As ceras são lipídeos simples constituídos por uma molécula de álcool ligada a uma ou mais moléculas de ácidos graxos. São substâncias de alto peso molecular, de cadeia carbônica linear, apresentam solubilidade em lipídios e outros solventes orgânicos (benzina, terebentina, éter e clorofórmio, por exemplo), são maleáveis, amolecem a uma temperatura  a partir de 35°C e apresentam densidade próxima à da água, são completamente insolúveis em água, atuando, portanto, como isolantes elétricos.


A principal característica das ceras é a sua total insolubilidade em água e isso faz com que elas sejam muito úteis a plantas e animais. As folhas de diversos tipos de plantas têm sua superfície envolta pela cera, tornando-as impermeáveis, o que evita a perda excessiva de água pela transpiração. O corpo de certos animais também é revestido por ceras, como é o caso das aves aquáticas, que têm suas penas recobertas de ceras produzidas pelas glândulas uropigianas utilizadas, sobretudo, para facilitar a sua flutuação. No ouvido humano, as ceras (ou cerume) são produzidas e expelidas pelas glândulas sebáceas  e desempenham a função de proteger a estrutura contra infecções por microrganismos.

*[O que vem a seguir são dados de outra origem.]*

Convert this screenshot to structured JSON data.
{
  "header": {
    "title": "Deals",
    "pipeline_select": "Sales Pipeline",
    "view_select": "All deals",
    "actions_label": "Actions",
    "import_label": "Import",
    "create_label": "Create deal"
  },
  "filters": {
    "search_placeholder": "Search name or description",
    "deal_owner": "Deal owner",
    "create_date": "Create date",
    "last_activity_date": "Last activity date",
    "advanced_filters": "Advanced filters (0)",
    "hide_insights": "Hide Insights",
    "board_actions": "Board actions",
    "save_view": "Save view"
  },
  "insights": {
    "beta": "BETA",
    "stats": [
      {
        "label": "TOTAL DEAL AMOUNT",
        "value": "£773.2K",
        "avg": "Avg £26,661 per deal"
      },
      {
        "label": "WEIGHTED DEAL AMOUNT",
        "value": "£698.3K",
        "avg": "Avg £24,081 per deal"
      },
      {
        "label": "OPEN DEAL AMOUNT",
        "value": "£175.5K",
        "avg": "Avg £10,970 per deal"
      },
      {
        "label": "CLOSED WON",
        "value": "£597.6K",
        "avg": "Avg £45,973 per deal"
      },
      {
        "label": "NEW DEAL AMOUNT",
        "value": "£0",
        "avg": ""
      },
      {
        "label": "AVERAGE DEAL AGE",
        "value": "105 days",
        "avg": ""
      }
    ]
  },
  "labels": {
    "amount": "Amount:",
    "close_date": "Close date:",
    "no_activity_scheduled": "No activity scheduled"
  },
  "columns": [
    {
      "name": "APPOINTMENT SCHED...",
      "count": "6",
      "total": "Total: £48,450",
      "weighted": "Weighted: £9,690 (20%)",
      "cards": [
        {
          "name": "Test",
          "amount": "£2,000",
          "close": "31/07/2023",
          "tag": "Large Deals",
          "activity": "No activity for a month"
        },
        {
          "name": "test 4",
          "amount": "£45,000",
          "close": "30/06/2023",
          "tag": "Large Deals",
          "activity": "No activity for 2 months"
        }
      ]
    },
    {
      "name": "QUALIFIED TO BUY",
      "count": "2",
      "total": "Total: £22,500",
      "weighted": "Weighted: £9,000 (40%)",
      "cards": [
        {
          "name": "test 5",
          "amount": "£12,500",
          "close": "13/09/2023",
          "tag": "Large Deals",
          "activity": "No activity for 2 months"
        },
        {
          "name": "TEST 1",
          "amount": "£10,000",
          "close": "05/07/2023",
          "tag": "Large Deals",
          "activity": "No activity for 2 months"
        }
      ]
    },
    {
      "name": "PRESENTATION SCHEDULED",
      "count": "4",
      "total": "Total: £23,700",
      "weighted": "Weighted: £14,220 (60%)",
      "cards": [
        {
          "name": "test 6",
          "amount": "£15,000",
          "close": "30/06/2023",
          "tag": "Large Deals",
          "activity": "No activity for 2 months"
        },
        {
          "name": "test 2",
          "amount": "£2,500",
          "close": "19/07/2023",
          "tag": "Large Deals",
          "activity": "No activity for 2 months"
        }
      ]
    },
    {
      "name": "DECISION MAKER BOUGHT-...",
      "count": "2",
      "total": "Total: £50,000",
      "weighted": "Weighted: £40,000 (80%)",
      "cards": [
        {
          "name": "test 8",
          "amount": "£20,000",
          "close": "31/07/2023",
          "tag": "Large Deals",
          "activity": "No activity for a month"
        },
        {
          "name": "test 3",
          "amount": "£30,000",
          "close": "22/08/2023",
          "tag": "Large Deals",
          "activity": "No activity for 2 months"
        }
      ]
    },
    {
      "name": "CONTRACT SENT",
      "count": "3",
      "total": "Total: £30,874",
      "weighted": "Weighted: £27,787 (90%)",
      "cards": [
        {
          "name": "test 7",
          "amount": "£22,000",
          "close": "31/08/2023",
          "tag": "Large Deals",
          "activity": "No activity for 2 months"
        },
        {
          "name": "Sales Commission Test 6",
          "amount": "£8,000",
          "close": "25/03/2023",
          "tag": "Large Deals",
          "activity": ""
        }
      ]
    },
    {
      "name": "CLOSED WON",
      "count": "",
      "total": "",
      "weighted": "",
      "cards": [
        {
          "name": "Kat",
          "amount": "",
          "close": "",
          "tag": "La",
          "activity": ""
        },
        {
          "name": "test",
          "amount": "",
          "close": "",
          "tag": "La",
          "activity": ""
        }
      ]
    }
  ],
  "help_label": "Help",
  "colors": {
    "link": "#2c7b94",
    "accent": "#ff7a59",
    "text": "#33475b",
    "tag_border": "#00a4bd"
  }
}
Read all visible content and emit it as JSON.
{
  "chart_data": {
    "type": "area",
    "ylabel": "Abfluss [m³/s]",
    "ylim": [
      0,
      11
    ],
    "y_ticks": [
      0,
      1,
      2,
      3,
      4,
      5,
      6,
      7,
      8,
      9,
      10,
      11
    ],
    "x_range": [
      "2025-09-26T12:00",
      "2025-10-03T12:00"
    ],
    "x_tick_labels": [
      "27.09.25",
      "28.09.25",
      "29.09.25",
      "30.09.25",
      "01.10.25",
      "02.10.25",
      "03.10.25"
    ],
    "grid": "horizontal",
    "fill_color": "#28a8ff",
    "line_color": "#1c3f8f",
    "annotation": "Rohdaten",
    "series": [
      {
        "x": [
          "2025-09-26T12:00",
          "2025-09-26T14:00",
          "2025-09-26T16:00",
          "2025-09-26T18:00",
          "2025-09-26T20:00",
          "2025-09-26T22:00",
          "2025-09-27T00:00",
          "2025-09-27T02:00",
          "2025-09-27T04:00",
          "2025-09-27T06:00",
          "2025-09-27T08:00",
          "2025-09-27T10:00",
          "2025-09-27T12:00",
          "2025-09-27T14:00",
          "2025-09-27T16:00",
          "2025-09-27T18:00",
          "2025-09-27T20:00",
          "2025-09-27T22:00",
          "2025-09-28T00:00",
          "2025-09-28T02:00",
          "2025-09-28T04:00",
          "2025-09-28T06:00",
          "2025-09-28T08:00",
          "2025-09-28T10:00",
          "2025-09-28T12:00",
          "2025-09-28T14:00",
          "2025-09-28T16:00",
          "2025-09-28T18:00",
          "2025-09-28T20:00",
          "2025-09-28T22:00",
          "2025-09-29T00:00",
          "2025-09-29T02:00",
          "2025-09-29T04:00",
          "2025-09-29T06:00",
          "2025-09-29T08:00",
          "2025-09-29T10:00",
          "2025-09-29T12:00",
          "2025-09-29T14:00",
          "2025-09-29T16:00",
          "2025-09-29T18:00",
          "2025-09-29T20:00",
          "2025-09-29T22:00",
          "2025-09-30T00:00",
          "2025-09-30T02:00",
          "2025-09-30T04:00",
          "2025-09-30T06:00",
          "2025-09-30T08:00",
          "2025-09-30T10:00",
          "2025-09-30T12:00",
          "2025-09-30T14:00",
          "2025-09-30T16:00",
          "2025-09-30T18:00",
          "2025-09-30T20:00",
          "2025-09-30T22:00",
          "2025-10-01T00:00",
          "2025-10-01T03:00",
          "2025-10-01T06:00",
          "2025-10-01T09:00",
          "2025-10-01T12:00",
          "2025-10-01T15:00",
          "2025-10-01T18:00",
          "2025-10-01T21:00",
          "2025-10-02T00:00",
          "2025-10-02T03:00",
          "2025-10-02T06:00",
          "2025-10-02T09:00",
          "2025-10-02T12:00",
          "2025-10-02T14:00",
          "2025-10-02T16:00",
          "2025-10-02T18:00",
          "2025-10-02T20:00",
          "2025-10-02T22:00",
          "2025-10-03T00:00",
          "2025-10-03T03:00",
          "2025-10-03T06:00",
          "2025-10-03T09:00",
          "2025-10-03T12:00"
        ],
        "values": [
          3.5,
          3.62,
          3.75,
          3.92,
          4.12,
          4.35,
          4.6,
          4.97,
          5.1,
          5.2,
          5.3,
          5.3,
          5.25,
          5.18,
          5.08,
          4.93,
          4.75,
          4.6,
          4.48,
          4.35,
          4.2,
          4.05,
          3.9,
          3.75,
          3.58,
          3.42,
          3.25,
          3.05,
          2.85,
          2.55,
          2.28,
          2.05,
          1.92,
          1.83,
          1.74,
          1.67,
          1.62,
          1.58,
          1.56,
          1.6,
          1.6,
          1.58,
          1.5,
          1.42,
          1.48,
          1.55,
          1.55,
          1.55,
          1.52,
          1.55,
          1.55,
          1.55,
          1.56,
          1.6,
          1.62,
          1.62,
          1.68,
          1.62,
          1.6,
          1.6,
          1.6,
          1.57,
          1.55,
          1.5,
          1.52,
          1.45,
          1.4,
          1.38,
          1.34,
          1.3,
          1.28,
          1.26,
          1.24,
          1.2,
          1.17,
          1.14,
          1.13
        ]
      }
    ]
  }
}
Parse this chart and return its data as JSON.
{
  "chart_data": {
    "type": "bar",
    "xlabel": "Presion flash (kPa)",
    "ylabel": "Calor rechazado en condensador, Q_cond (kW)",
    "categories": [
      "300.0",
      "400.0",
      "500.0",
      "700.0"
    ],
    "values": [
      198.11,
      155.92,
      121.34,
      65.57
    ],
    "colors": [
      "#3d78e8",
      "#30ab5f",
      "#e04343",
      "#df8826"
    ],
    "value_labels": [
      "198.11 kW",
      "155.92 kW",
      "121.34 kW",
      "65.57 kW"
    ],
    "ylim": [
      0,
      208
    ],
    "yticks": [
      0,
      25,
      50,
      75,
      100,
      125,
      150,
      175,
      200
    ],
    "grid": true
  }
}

Industrialmente, as ceras são aplicadas à produção de vernizes, graxas para sapato, velas, sabões, ceras para assoalhos, cosméticos, depilatórios, medicamentos e outros. A cera de abelha é muito utilizada para fins medicinais; se mascada pura, por exemplo, é útil na eliminação do tártaro nos dentes e dos resíduos de nicotina na boca; se mascada com mel, é eficaz nos casos de sinusite e outros tipos de reações alérgicas.



As ceras também estão presentes na parede celular de um gênero de bactérias, o Mycobacterium. A parede celular das espécies desse gênero possui ácidos micólicos, um tipo de cera que confere à célula uma espécie de impermeabilidade. Isso faz com que a célula não responda à coloração de Gram.